Santé Canada a interdit les implants texturés Biocell au mois de mai 2019. Cela signifie qu’il était interdit de vendre ou d’importer les implants mammaires Biocell d’Allergan au Canada. Toutefois, seul le fabricant d’un produit peut procéder à un rappel. En vertu de la réglementation fédérale, un rappel est une mesure prise par le fabricant lorsqu’il se rend compte que son produit: (1) peut être dangereux pour la santé; (2) peut ne pas être conforme aux affirmations du fabricant ou de l’importateur relativement à son efficacité, à ses avantages, à ses caractéristiques de rendement ou à sa sûreté; ou (3) peut ne pas être conforme à la Loi sur les aliments et drogues.

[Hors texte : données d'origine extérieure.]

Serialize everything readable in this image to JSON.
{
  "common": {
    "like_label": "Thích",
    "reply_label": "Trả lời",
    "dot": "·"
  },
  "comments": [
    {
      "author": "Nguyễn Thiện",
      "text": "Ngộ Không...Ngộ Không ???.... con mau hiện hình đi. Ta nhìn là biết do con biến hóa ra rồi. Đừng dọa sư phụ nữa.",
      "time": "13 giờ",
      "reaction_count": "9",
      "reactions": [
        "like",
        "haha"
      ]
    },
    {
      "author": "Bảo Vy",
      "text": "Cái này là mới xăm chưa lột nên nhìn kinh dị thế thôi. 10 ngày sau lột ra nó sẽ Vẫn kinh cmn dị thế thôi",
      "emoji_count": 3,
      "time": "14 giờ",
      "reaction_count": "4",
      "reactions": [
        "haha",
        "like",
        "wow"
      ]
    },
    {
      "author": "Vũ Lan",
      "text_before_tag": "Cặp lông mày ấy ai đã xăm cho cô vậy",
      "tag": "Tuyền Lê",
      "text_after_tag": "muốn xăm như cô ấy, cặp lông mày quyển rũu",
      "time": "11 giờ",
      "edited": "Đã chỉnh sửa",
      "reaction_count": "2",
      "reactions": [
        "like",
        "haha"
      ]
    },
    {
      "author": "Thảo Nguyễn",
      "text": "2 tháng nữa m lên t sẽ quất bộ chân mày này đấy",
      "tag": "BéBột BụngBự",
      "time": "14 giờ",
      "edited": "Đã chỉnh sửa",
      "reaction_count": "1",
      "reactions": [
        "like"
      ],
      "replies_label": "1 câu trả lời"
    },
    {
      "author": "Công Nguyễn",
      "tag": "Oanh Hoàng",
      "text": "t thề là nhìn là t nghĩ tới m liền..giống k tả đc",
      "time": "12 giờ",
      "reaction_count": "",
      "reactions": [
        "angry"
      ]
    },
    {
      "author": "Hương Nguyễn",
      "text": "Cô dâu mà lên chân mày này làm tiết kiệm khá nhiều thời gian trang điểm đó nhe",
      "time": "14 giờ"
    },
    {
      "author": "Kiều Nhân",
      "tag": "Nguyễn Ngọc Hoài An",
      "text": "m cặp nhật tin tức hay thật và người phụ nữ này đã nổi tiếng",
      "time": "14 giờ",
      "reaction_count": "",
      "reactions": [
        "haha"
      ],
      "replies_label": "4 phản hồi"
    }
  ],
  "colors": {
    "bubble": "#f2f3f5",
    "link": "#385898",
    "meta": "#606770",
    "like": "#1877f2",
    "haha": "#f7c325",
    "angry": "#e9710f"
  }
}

Pour le Dr Hofer, ce n’est pas facile d’expliquer aux patientes ce qui semble contradictoire: d’un côté, Santé Canada affirme qu’il n’est pas nécessaire de retirer les implants texturés du corps des patientes, de l’autre, il est dorénavant interdit d’utiliser ces implants jugés dangereux. «Elles ont subi un cancer du sein. Leur dire: “Il n’y a pas de problème, vous pouvez conserver les implants, mais je ne peux plus les utiliser parce qu’ils sont dangereux”, c’est un défi», dit-il. Des patientes auraient-elles pu recevoir des implants entre le moment de l’interdiction et celui du rappel? Le Dr Hofer est formel: la réponse est non. Dès le moment où Santé Canada annonce la suspension des homologations, personne au pays ne peut acheter ou vendre le produit.

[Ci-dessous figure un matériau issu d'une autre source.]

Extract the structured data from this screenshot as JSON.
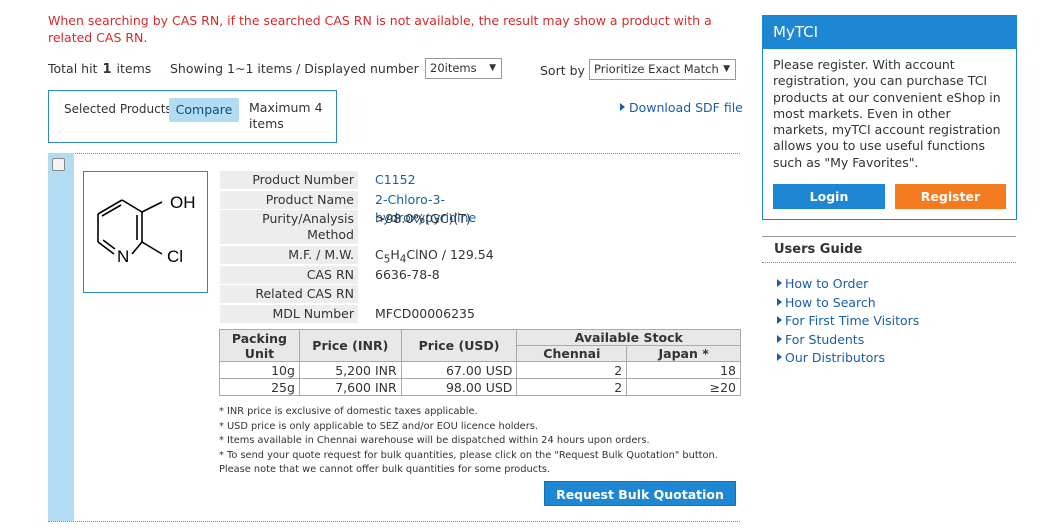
{
  "warning": "When searching by CAS RN, if the searched CAS RN is not available, the result may show a product with a related CAS RN.",
  "hitbar": {
    "total_label": "Total hit",
    "total_count": "1",
    "items_label": "items",
    "showing": "Showing 1∼1 items / Displayed number",
    "per_page_value": "20items",
    "sort_label": "Sort by",
    "sort_value": "Prioritize Exact Match"
  },
  "selected": {
    "label": "Selected Products",
    "compare_label": "Compare",
    "max_text": "Maximum 4 items"
  },
  "download_sdf": "Download SDF file",
  "product": {
    "labels": {
      "number": "Product Number",
      "name": "Product Name",
      "purity": "Purity/Analysis Method",
      "mfmw": "M.F. / M.W.",
      "cas": "CAS RN",
      "related_cas": "Related CAS RN",
      "mdl": "MDL Number"
    },
    "number": "C1152",
    "name": "2-Chloro-3-hydroxypyridine",
    "purity": ">98.0%(GC)(T)",
    "mf_prefix": "C",
    "mf_sub1": "5",
    "mf_mid": "H",
    "mf_sub2": "4",
    "mf_rest": "ClNO / 129.54",
    "cas": "6636-78-8",
    "related_cas": "",
    "mdl": "MFCD00006235",
    "structure_labels": {
      "oh": "OH",
      "n": "N",
      "cl": "Cl"
    }
  },
  "packing": {
    "headers": {
      "unit": "Packing Unit",
      "inr": "Price (INR)",
      "usd": "Price (USD)",
      "stock": "Available Stock",
      "chennai": "Chennai",
      "japan": "Japan *"
    },
    "rows": [
      {
        "unit": "10g",
        "inr": "5,200 INR",
        "usd": "67.00 USD",
        "chennai": "2",
        "japan": "18"
      },
      {
        "unit": "25g",
        "inr": "7,600 INR",
        "usd": "98.00 USD",
        "chennai": "2",
        "japan": "≥20"
      }
    ]
  },
  "notes": [
    "* INR price is exclusive of domestic taxes applicable.",
    "* USD price is only applicable to SEZ and/or EOU licence holders.",
    "* Items available in Chennai warehouse will be dispatched within 24 hours upon orders.",
    "* To send your quote request for bulk quantities, please click on the \"Request Bulk Quotation\" button. Please note that we cannot offer bulk quantities for some products."
  ],
  "bulk_button": "Request Bulk Quotation",
  "mytci": {
    "title": "MyTCI",
    "text": "Please register. With account registration, you can purchase TCI products at our convenient eShop in most markets. Even in other markets, myTCI account registration allows you to use useful functions such as \"My Favorites\".",
    "login": "Login",
    "register": "Register"
  },
  "guide": {
    "title": "Users Guide",
    "items": [
      "How to Order",
      "How to Search",
      "For First Time Visitors",
      "For Students",
      "Our Distributors"
    ]
  },
  "colors": {
    "accent": "#1d87d4",
    "register": "#f47b20",
    "warning": "#d42a2a",
    "stripe": "#b3dcf2"
  }
}
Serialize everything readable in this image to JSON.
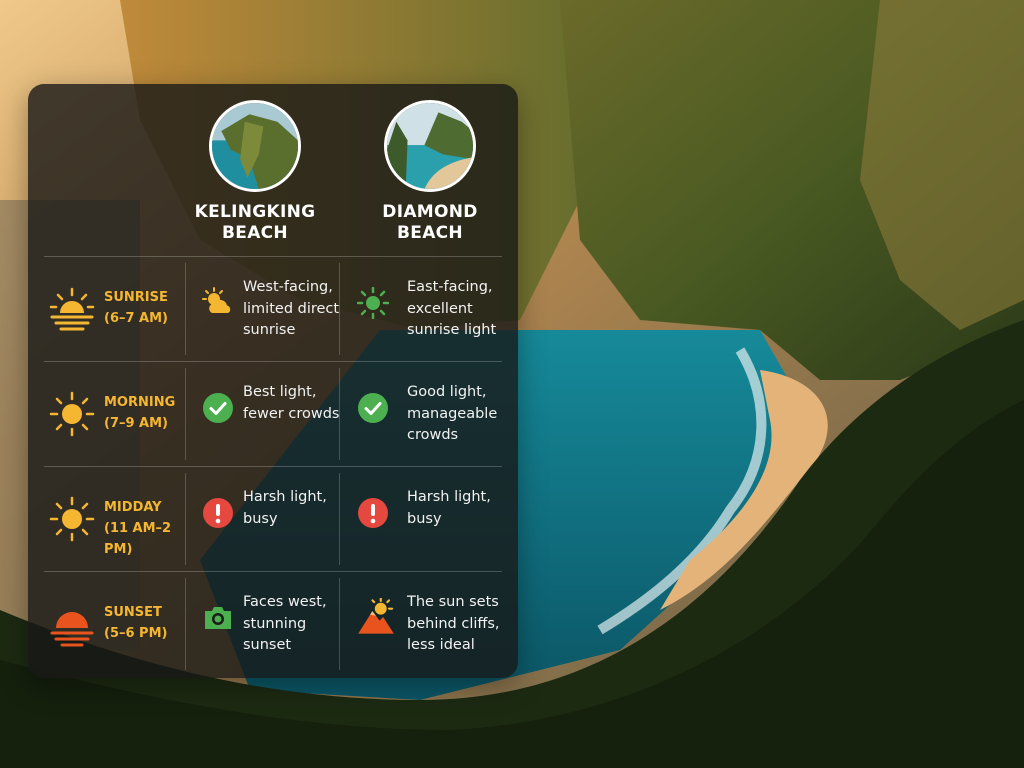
{
  "beaches": [
    {
      "name_line1": "KELINGKING",
      "name_line2": "BEACH"
    },
    {
      "name_line1": "DIAMOND",
      "name_line2": "BEACH"
    }
  ],
  "rows": [
    {
      "time": "SUNRISE",
      "range": "(6–7 AM)",
      "time_icon": "sunrise-icon",
      "kelingking": {
        "icon": "partly-cloudy-icon",
        "lines": [
          "West-facing,",
          "limited direct",
          "sunrise"
        ]
      },
      "diamond": {
        "icon": "green-sun-icon",
        "lines": [
          "East-facing,",
          "excellent",
          "sunrise light"
        ]
      }
    },
    {
      "time": "MORNING",
      "range": "(7–9 AM)",
      "time_icon": "sun-icon",
      "kelingking": {
        "icon": "check-icon",
        "lines": [
          "Best light,",
          "fewer crowds"
        ]
      },
      "diamond": {
        "icon": "check-icon",
        "lines": [
          "Good light,",
          "manageable",
          "crowds"
        ]
      }
    },
    {
      "time": "MIDDAY",
      "range": "(11 AM–2 PM)",
      "time_icon": "sun-icon",
      "kelingking": {
        "icon": "alert-icon",
        "lines": [
          "Harsh light,",
          "busy"
        ]
      },
      "diamond": {
        "icon": "alert-icon",
        "lines": [
          "Harsh light,",
          "busy"
        ]
      }
    },
    {
      "time": "SUNSET",
      "range": "(5–6 PM)",
      "time_icon": "sunset-icon",
      "kelingking": {
        "icon": "camera-icon",
        "lines": [
          "Faces west,",
          "stunning",
          "sunset"
        ]
      },
      "diamond": {
        "icon": "sun-behind-mountain-icon",
        "lines": [
          "The sun sets",
          "behind cliffs,",
          "less ideal"
        ]
      }
    }
  ],
  "colors": {
    "label": "#f5b731",
    "green": "#4caf50",
    "red": "#e5483f",
    "sunset": "#e8531e"
  }
}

La nouvelle est apparue dans les médias en 2011. Pourquoi Allergan n’a-t-elle procédé au rappel que cette année?

La controverse entourant les implants texturés a pris de l’ampleur en raison de la couverture médiatique mondiale et de l’opinion publique. Un article publié en 2018 dans le Toronto Star rapportait que certains chirurgiens plasticiens avaient cessé d’utiliser les implants texturés 10 ans plus tôt et que d’autres réclamaient leur retrait depuis des années, à mesure que s’accumulaient les cas de complications et la preuve des risques qu’ils posent pour la santé, dont le LAGC-AIM. Le Dr Beber a cessé d’utiliser les implants texturés en 2018. Et bien que les craintes soulevées par le LAGC-AIM n’aient pas influencé son volume d’affaires (le nombre de femmes désirant une augmentation mammaire est en croissance constante, dit-il), le Dr Beber croit que les récentes données incitent les patientes à effectuer leur propre recherche pour être mieux informées lorsqu’elles arrivent en consultation.

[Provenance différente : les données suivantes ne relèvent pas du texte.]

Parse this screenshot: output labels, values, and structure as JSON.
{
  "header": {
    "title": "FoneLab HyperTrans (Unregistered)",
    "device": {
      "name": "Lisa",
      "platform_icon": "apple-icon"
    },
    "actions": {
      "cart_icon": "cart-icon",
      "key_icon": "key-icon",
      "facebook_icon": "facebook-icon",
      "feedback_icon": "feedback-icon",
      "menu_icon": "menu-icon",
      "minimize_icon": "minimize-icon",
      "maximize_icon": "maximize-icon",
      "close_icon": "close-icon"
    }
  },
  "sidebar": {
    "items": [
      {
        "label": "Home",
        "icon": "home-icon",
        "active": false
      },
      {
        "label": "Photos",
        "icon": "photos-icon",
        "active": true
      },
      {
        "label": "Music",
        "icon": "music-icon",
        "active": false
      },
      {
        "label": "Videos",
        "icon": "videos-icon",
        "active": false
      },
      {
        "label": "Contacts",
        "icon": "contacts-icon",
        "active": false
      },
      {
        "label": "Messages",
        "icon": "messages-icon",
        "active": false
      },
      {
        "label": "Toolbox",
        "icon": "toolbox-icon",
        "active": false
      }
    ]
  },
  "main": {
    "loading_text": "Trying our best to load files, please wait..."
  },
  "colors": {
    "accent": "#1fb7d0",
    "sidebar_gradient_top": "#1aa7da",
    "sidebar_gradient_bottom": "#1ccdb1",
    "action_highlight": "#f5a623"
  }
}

«Comme chirurgiens, nous avons l’obligation de discuter avec les patientes de tous les aspects, positifs et négatifs, de l’innocuité des implants mammaires et de l’intervention d’augmentation mammaire, dit-il, afin de les aider à faire un choix éclairé, celui qu’elles croient être le bon pour elles.»

Pour l’instant, la FDA étudie diverses recommandations, dont celle de modifier l’étiquetage des implants mammaires. On ajouterait une mise en garde bien visible ainsi qu’une liste de contrôle des avantages et des risques à considérer avant de prendre une décision.